“チームワーク”と“個”とのバランス <1>

チームワークは、とても大切なものである。

社会において、人間は1人では生きていけない。

必ず、何らかの形で組織に属したり、組織との絡みがあったりする。

そうしたチームワークを、体験的に学ぶ機会として、バレーボールをはじめとする「スポーツ」は、

大変良い機会だといえる。

ただ、誤解を恐れずに言う。

「チームワーク」を過剰に信奉することは、「個」をつぶすことになりかねない。

チームワークを維持することばかりに気を取られると、「個」が見えなくなる。見なくなる。

いわゆる個性の強い、“凸凹(でこぼこ)”の人が集まった組織は、確かにまとめるのは大変である。

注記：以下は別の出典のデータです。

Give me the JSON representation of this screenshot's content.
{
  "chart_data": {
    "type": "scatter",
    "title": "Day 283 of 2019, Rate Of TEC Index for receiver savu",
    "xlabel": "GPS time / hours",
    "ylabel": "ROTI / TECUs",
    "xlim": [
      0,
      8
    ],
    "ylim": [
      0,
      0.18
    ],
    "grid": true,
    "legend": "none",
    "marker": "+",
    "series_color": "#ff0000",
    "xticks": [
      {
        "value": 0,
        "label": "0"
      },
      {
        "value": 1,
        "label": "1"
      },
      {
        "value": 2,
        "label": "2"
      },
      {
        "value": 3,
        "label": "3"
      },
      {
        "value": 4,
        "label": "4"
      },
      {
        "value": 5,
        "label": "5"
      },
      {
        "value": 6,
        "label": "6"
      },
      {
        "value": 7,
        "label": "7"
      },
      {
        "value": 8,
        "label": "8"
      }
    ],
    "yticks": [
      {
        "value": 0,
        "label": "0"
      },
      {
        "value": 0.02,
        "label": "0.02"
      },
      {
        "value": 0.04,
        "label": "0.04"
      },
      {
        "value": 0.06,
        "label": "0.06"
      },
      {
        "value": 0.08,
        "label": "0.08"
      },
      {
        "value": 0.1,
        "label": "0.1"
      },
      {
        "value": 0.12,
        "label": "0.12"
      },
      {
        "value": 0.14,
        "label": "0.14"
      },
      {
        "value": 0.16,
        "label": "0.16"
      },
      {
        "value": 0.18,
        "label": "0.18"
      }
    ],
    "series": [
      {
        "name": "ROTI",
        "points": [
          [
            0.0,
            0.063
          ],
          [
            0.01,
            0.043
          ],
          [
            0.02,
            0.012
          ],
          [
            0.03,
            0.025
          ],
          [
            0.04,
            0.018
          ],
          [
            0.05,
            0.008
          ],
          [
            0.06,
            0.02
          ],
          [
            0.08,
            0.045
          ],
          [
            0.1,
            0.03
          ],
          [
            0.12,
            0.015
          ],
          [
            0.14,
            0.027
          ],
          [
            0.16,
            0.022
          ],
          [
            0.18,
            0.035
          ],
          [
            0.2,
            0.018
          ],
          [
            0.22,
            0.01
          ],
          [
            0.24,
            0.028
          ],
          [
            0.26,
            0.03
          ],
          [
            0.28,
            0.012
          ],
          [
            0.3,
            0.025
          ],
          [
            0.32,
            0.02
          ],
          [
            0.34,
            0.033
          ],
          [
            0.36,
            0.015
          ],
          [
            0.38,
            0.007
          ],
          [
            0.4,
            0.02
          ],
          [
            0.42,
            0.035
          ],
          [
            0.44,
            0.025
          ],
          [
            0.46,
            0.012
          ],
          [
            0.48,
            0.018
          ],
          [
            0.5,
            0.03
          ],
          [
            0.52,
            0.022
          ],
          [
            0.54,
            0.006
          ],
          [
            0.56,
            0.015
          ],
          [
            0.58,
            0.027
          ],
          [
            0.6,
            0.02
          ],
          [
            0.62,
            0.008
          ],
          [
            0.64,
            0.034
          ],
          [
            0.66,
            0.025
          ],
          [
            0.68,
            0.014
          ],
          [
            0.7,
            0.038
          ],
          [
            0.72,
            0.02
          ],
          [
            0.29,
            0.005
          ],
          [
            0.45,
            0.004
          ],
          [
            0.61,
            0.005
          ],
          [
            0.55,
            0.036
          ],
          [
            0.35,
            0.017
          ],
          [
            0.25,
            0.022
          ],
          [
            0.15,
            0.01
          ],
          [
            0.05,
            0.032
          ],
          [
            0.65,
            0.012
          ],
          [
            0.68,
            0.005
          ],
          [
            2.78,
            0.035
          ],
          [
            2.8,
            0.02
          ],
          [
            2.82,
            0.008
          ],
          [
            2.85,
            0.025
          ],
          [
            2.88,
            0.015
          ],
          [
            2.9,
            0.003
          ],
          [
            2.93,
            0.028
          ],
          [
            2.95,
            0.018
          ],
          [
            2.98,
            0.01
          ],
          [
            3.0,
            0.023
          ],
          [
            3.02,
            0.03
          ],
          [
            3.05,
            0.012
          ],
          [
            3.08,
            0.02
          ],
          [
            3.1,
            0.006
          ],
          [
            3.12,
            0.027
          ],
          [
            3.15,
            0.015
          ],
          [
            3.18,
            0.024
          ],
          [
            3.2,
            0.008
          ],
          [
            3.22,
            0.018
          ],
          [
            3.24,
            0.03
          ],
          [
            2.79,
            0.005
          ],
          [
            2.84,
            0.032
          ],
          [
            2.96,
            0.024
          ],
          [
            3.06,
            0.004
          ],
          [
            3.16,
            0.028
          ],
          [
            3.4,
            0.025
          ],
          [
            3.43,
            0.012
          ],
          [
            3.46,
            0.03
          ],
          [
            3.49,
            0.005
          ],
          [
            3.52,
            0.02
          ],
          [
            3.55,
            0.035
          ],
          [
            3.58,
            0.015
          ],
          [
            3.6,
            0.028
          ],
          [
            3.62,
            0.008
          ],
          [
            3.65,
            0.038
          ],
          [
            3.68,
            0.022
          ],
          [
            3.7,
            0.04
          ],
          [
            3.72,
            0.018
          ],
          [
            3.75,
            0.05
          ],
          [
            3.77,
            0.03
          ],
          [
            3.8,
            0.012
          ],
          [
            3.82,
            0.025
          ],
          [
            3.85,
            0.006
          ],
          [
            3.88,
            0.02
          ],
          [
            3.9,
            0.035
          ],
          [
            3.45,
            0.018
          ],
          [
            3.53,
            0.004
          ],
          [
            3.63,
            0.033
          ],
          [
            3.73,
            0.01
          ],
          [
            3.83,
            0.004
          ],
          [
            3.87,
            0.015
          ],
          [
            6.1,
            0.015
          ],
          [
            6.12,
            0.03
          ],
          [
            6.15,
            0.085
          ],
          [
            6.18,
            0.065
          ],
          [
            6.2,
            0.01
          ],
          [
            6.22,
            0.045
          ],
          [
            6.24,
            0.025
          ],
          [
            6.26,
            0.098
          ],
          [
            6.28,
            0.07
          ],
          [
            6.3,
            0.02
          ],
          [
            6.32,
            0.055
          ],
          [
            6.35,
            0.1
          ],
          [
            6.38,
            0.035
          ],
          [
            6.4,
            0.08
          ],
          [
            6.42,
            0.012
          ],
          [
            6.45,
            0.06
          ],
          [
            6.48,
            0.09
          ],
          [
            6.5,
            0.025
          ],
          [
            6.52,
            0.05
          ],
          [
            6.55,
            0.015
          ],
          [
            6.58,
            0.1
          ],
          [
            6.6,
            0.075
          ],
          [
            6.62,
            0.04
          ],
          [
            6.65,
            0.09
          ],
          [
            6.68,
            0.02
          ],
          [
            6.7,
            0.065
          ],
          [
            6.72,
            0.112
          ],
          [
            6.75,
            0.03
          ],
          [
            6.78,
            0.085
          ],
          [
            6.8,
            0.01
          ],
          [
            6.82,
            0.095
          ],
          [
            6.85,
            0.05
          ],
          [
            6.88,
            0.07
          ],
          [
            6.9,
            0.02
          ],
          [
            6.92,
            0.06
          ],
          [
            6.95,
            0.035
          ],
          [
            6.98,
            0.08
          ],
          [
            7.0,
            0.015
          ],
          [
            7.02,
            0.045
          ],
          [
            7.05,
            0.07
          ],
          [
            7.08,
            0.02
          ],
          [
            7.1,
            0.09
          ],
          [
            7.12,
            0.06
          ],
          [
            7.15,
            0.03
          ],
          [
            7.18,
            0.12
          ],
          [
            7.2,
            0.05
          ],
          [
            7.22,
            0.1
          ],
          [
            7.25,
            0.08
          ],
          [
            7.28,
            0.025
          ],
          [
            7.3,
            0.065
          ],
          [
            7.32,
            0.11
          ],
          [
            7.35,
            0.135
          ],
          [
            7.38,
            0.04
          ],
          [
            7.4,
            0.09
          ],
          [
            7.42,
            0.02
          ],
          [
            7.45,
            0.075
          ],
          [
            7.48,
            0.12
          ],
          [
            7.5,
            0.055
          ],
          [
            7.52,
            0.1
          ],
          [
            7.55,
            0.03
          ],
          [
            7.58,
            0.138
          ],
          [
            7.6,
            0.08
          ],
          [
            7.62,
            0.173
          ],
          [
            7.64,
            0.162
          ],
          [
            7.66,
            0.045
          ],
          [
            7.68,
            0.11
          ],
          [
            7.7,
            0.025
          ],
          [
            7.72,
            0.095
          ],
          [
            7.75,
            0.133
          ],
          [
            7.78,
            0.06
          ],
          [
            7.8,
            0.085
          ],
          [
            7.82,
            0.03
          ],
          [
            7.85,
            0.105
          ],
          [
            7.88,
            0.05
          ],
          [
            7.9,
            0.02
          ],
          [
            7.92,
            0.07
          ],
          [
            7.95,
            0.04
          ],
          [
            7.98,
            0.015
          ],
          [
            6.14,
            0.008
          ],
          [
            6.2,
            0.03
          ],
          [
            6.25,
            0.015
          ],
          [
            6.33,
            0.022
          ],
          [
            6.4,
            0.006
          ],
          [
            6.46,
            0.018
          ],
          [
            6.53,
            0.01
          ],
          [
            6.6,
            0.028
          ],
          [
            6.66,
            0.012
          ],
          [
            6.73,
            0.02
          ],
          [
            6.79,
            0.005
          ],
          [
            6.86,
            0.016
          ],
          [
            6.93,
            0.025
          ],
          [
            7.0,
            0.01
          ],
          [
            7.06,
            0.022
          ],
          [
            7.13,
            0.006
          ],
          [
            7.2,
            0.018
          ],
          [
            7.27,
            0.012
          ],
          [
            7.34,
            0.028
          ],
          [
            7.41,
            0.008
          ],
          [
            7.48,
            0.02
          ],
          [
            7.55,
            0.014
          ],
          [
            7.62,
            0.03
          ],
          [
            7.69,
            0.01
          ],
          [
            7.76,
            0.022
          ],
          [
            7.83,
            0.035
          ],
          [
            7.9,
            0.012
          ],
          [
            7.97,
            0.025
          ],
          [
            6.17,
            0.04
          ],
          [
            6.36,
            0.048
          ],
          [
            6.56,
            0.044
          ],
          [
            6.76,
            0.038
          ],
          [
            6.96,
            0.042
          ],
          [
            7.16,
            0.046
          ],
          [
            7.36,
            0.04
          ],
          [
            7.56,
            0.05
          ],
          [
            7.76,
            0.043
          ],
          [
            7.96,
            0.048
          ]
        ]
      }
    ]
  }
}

外から見ても、バラバラで、まとまりがないな、と見られたりする。

それを無理やりまとめる、比較的簡単な方法がある。

「チームワーク」を振りかざして、「個」を押さえ込んで、

“凸凹”を平らに均(なら)して、「見た目、まとまった感じ」を作ることである。

もちろん、それはそれで、必ずしも悪いとは言い切れない。

しかし、教育する側の人間、組織をまとめる側の人間としては、

ロボットの大量生産をしているわけではない。ロボット集団を作っているわけではない。

“個”1人1人を見てあげて、1人1人の将来を見据えて、それぞれを導いてあげるのが理想だと思う。

“個”を潰すことが、ある意味、まとめるためには「楽」なのだが、そこは決して楽をしてはいけない。


もちろん、逆もある。

“個”を重視しすぎることは、組織を乱すことにつながりかねない。これは言うまでもない。

だからこそ、バランスが必要なのである。“チームワーク”と“個”のバランスである。

その微妙なバランスを取ることは簡単ではないが、逆に、簡単にやろうとしてもいけない。


組織論的な視点で考えても、このバランスの取り方は、

組織の「目的」「構成メンバーの意向」「発展段階」などによって、違ってくる。


「個」を過度に重視するメンバーには「チームワークは大事だよ」と言わないといけないんだろうが、

「チームワーク」ばかりに目が行きがちなメンバーにも、「個も大事だよね」と言わないといけない。


まぁ、チームワークを意識しない人はあまりいないと思うので、「個も大事だよね」と

僕は意識して発言していこうかと思う。

ジュニアバレーに限らずだが、大事なのはクラブ(箱)ではない。クラブ(箱)ありきではない。

子供1人1人(中身)が大事なのである。

クラブは、1人1人の子供たちのためにあり、1人1人の子供たちのために運営するべきものである。